Bild: Was fürs Herz: So niedlich kann Politik sein.
Piraten-Chef Bernd Schlömer ging vor dem Abschluss des Parteitags zum
Frontalangriff gegen die etablierten Parteien über: Die CSU, die
„bayerischen Horden“ der CDU, versinke in Vetternwirtschaft. Die FDP sei
ein Lobbyverein, die SPD beim Datenschutz ein „netzpolitischer
Geisterfahrer“. Die Grünen seien altbacken geworden.
„Wir bereiten diesem Treiben ein Ende. Piraten, auf in den Bundestag“, rief
Schlömer am Sonntag im oberpfälzischen Neumarkt. Von den 1.200 anwesenden
Mitgliedern wurde der oft kritisierte Parteivorsitzende dafür gefeiert.
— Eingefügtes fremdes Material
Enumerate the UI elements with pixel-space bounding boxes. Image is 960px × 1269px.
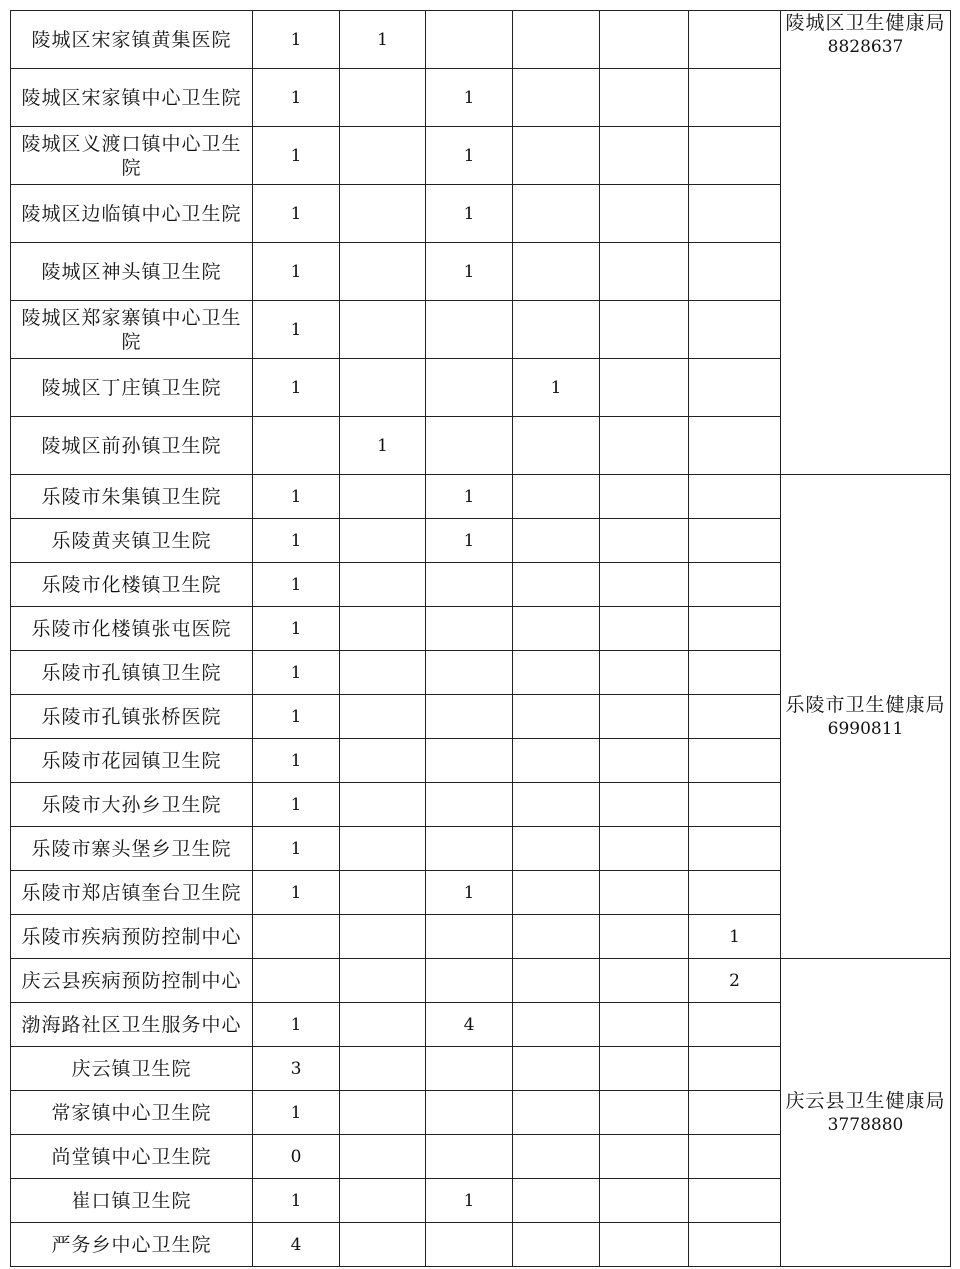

Die
deutsche Presse ist da weniger optimistisch.
Tagesspiegel: „Zerrissen zwischen utopischer Schrulligkeit und dem
erzwungenen Wunsch nach Verantwortungsbereitschaft, gepeinigt von
politikuntauglichen Egomanen, bleiben die Piraten selbst dort offline, wo
sie mal ein paar Zentimeter Wasser unterm Kiel haben: der
Online-Abstimmung, die per Handzeichen abgelehnt wird. Das hätten die
anderen auch nicht schlechter gemacht. Und solche Typen wie den Berliner
Abgeordneten, der seine Freundin als Mitarbeiterin beschäftigt, aber Fragen
danach als Zumutung ablehnt, die hat ja sogar schon die CSU.“
Frankfurter Rundschau: „Es gibt also zwei Arten von Protest. Den
populistischen der steten Nein-Sager, denen Parlament schon immer mehr
Schwatzbude als Ort der Mitbestimmung war. Und den aufklärerischen der
Piraten als Demokratiekritik im Sinne der Demokratie. Als Partei sind die
Piraten gescheitert. Ihre Kritik am politischen Prozess aber verdient mehr
'liquid feedback'.“
Hannoversche Allgemeine Zeitung: „Die bisherigen Parteien sollten aufhören,
aus lauter Ehrerbietung vor der ominösen Netzpolitik einen Diener vor den
Piraten zu machen. Gewiss kam aus dieser Ecke der eine oder andere
interessante Impuls. Doch was soll man halten von einer Partei, die nun den
Menschen neben straflosen 30 Gramm Haschisch in der Tasche ein
bedingungsloses Grundeinkommen verspricht und fröhliches kostenloses
Bahnfahren? Da passt Wilhelm Busch: Oft trifft man wen, der Bilder malt –
viel seltener wen, der sie bezahlt.“
Leipziger Volkszeitung: „Das Piratenboot hat schwere Schlagseite. Der
frische Wind, der die Internet-Aktivisten nach vorn puschte, ist abgeflaut.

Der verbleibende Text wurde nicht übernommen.